Thank you, Commissioner. Good morning everybody, thank you for being here on a Saturday. Not present from my office right now but I believe may be coming are senior trial counsel Matthew Bogdanos and Elizabeth D’Antonio. Now as Commissioner Shea has laid out, this arrest is a major milestone on the path to justice for Tessa Majors. And our journey to reach that milestone today was not a sprint but rather a painstaking, deliberate, and meticulous search for the truth. Both our offices, the police and the Manhattan DA’s office, working in seamless collaboration, determined from day one that whatever the opposite of rush to judgement is, that is how this investigation would proceed.

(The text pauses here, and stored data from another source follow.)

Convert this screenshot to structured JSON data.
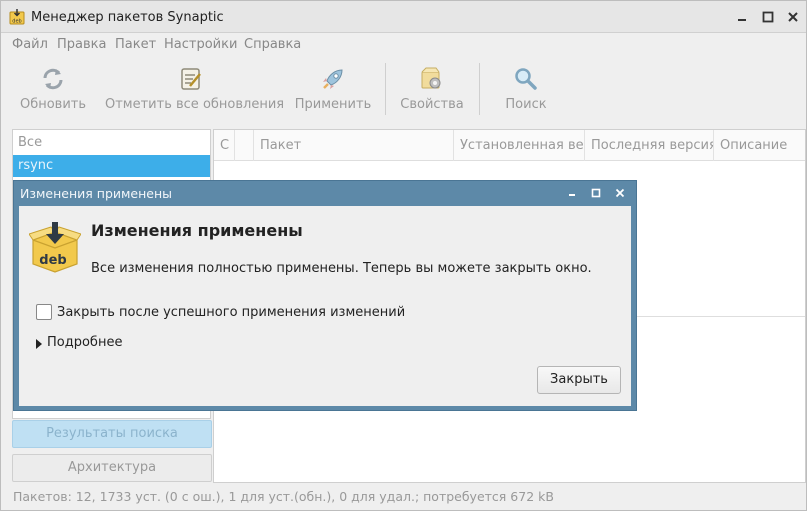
{
  "window": {
    "title": "Менеджер пакетов Synaptic"
  },
  "menubar": {
    "items": [
      "Файл",
      "Правка",
      "Пакет",
      "Настройки",
      "Справка"
    ]
  },
  "toolbar": {
    "reload": "Обновить",
    "mark_all": "Отметить все обновления",
    "apply": "Применить",
    "properties": "Свойства",
    "search": "Поиск"
  },
  "filters": {
    "items": [
      "Все",
      "rsync"
    ],
    "selected": "rsync"
  },
  "left_buttons": {
    "search_results": "Результаты поиска",
    "architecture": "Архитектура"
  },
  "package_table": {
    "columns": [
      "С",
      "Пакет",
      "Установленная версия",
      "Последняя версия",
      "Описание"
    ]
  },
  "statusbar": {
    "text": "Пакетов: 12, 1733 уст. (0 с ош.), 1 для уст.(обн.), 0 для удал.; потребуется 672 kB"
  },
  "dialog": {
    "title": "Изменения применены",
    "heading": "Изменения применены",
    "message": "Все изменения полностью применены. Теперь вы можете закрыть окно.",
    "checkbox_label": "Закрыть после успешного применения изменений",
    "checkbox_checked": false,
    "expander_label": "Подробнее",
    "close_button": "Закрыть",
    "icon_text": "deb"
  },
  "colors": {
    "accent": "#3daee9",
    "dialog_frame": "#5d89a8",
    "deb_box": "#f2c94c"
  }
}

We’ve reached a major milestone with this arrest and the filing of a criminal complaint, but we are not here today, of course, to celebrate that. The killing of 18-year-old Tessa Majors was a heartbreaking tragedy that brought unimaginable loss to her family and friends. And in different ways, it is a tragedy for the Barnard, Morningside Heights, and West Harlem schools and communities. A few minutes ago, our office charged the defendant, Rashaun Weaver, in criminal court with what is called a criminal court complaint. He’s been charged with two counts of murder in the second degree, with one count representing intentional murder and the other a felony murder– a murder caused in the course of a robbery. One count of robbery in the first degree, and three counts of robbery in the second degree.

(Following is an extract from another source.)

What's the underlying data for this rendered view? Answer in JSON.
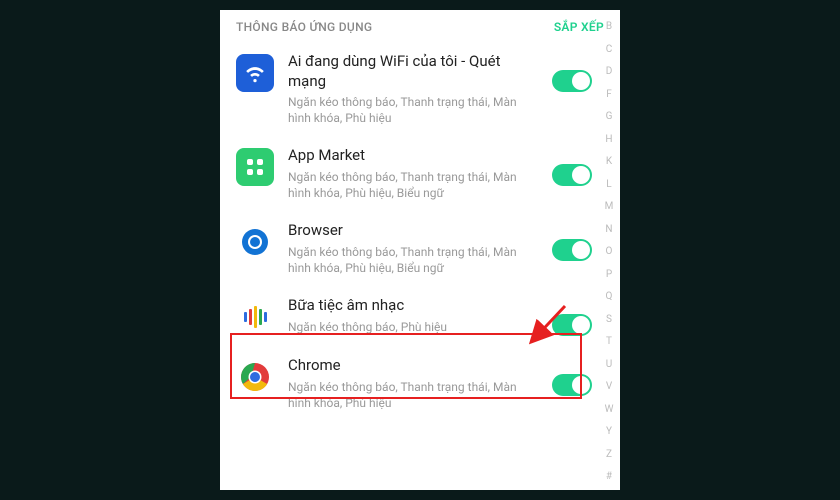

Now, the factual allegations are laid out in detail to the criminal court complaint and Danny Frost our communications director will be happy to provide copies of those complaints to those of you who want them. But the allegations are really laid out in heartbreaking detail. The complaint paints a picture of the video evidence, the blood evidence, the smartphone evidence, the iCloud evidence, witness identification, and the defendant’s own statements that were rigorously collected and examined prior to this arrest and indictment. And it paints a gruesome picture of what this young woman endured in her final moments. As alleged, some of the last words she was known to have said was, “Help me, I’m being robbed.” At the defendant’s arraignment, a few minutes ago, our office requested remand on a basis of the defendant’s previous flight from authorities and Judge Jackson remanded the defendant and adjourned the case to the youth part, part 73, on February 19th for arraignment on the indictment. Our office also filed a certificate of affirmative grand jury action, which means that a grand jury has voted to indict the defendant.

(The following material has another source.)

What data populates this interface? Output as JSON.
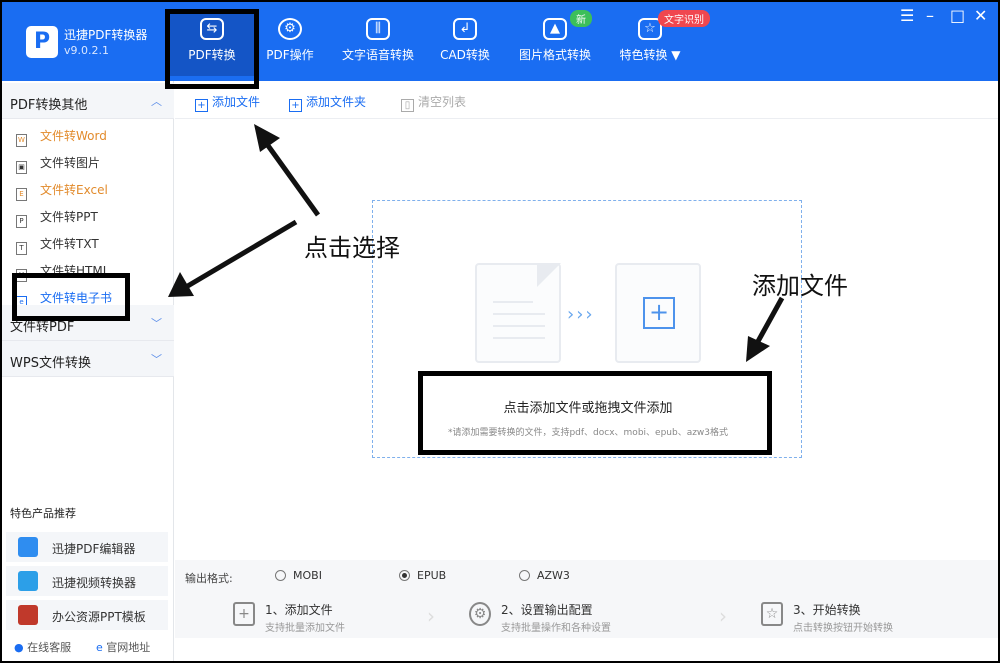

We’re dealing with a 14-year-old and what I want to say as the district attorney, is that we will be very careful to safeguard all the rights that he has as we go forward with this case. We are committed, our office as I know the NYPD is, in fairness in all our cases, but also especially in those involving youth. So, I want New Yorkers to note that we are recommitting today to fairness in this case because only a fair process will result in true justice for Tessa Majors.
We’re going to take some on-topic questions here in a moment, but I want first of all to say thank you to Commissioner Shea and to Chief Harrison and to the extraordinary detectives of the NYPD and the uniformed officers who worked so hard in this case. And for that seamless collaboration, which is our goal, and, in this case, I believe we’ve achieved. I want to thank Matt Bogdanos and ADA D’Antonio who have worked tirelessly on this case and have not had much sleep since December 11th of last year. And I want to say to the family of Tessa Majors, who have endured an unthinkable loss, thanking them for their grace and patience during this meticulous search for the truth. Thank you.